O saneamento básico no Brasil ainda carrega desafios históricos que não se resolvem de forma rápida nem homogênea. Trata-se de uma agenda complexa, que exige planejamento, investimento contínuo e capacidade de execução ao longo do tempo. Por isso, quando surgem avanços consistentes, é fundamental ir além dos números e compreender o que há por trás deles.

Os resultados mais recentes do Ranking do Saneamento 2026 trazem um recorte relevante nesse sentido. Municípios do Espírito Santo atendidos por Parcerias Público-Privadas, estruturadas pela Cesan em articulação com a iniciativa privada, vêm apresentando evolução importante em seus indicadores. Não se trata de um movimento isolado, mas de um padrão que começa a se consolidar.

Na Região Metropolitana da Grande Vitória, Vila Velha avançou seis posições. Cariacica registrou um dos crescimentos mais expressivos do país, com ganho de 11 colocações. Serra aparece em trajetória mais estável, o que também é esperado em um setor marcado por diferentes estágios de maturidade entre os municípios. Cada avanço, dentro do seu contexto, sinaliza uma evolução que não pode ser analisada de forma simplista.

Mais do que a posição no ranking, os dados revelam uma relação direta entre modelo de gestão, capacidade de investimento e qualidade da execução. — fatores determinantes para a consistência dos resultados em um setor historicamente marcado por limitações estruturais.

A experiência do Espírito Santo mostra que a estruturação de projetos e a atuação operacional não eliminam, por si só, os desafios do setor. Existem pontos de atenção ao longo do caminho, ajustes necessários e diferentes ritmos de evolução. Ainda assim, quando existe coordenação entre os atores, capacidade de investimento e continuidade na execução, os avanços tendem a se consolidar.

O próprio estudo reforça que os resultados mais consistentes no país estão ligados à ampliação da coleta e do tratamento de esgoto, um dos principais gargalos do saneamento brasileiro. É nesse ponto que investimento e eficiência operacional se tornam decisivos.

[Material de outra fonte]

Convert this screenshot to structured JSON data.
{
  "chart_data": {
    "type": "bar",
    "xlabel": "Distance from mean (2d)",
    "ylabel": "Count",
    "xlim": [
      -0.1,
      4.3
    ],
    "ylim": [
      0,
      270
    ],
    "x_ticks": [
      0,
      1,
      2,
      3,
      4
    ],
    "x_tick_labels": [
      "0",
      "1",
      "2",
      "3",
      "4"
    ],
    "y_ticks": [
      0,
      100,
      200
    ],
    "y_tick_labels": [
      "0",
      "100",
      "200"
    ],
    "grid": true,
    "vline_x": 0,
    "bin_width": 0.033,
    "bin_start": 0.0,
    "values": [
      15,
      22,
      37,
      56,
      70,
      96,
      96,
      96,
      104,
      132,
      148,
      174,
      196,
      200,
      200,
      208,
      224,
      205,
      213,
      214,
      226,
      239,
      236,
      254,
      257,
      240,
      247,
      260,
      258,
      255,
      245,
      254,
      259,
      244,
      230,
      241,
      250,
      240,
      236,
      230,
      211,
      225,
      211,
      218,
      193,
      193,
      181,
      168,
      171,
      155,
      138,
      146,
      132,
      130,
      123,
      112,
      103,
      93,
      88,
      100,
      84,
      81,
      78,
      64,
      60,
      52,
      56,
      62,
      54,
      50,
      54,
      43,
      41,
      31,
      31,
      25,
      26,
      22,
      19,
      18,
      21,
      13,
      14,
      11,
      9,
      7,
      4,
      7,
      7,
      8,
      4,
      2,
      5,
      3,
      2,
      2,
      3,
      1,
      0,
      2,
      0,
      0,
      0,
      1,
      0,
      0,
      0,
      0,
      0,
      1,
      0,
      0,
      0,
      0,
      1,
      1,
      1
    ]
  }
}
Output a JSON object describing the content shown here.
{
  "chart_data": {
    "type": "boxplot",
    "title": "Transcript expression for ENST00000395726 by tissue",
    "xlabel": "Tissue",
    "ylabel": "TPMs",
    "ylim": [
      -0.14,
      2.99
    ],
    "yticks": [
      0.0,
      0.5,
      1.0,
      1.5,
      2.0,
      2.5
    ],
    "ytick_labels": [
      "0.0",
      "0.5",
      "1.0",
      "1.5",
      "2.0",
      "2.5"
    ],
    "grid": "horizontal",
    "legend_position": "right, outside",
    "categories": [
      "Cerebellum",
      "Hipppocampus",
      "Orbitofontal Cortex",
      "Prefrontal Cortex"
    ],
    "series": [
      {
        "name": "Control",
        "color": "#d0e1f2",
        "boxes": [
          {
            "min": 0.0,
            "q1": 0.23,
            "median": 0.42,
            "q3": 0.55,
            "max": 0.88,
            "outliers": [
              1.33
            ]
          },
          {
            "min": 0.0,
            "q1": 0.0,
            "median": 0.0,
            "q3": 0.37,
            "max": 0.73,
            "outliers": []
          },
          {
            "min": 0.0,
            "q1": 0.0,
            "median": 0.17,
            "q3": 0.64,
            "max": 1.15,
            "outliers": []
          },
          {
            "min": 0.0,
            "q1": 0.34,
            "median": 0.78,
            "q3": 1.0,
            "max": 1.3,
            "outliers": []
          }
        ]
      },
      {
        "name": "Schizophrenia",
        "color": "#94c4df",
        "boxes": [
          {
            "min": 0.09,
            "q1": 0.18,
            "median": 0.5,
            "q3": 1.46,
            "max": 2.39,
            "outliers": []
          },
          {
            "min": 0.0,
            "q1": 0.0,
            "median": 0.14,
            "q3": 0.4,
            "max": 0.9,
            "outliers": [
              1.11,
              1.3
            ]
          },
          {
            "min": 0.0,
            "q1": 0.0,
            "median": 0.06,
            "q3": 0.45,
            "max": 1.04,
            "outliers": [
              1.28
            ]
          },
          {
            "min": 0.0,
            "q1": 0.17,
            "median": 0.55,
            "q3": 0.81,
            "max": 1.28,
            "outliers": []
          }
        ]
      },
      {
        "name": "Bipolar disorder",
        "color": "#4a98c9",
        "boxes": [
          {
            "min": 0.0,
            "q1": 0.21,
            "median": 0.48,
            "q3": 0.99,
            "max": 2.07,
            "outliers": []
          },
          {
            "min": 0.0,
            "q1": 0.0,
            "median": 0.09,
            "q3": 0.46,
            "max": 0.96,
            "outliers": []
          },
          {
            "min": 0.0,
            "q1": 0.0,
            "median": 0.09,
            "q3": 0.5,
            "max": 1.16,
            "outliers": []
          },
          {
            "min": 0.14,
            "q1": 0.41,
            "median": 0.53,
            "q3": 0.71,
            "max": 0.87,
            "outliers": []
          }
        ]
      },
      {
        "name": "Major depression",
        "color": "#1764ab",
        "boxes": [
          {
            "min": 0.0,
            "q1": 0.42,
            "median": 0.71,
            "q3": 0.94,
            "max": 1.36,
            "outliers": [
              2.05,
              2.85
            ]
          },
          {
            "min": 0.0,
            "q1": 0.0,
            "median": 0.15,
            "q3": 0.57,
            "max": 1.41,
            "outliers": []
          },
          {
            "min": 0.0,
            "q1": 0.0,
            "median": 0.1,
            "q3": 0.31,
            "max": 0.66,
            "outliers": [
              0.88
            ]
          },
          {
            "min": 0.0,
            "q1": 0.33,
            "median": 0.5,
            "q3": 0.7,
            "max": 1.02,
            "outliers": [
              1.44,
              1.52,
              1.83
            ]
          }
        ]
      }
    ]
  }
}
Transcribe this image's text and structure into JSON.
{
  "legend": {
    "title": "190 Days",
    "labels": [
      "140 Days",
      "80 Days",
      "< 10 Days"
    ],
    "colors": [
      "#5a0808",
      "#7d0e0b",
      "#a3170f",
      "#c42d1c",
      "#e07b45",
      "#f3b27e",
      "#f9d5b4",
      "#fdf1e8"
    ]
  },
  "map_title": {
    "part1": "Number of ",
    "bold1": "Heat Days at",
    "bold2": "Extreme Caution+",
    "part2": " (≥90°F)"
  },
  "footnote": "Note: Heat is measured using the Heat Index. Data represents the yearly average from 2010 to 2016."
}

Nesse contexto, as parcerias têm papel relevante ao viabilizar obras estruturantes, ampliar a cobertura dos serviços e promover ganhos de eficiência. Os efeitos desse movimento vão além dos indicadores técnicos, alcançando diretamente a saúde pública, a preservação ambiental e a qualidade de vida da população.

Mais do que ampliar investimentos, o que os dados indicam é a importância de investir com qualidade, coordenação e responsabilidade na execução. Quando isso acontece, os números deixam de ser apenas estatística e passam a refletir transformação real no cotidiano das cidades.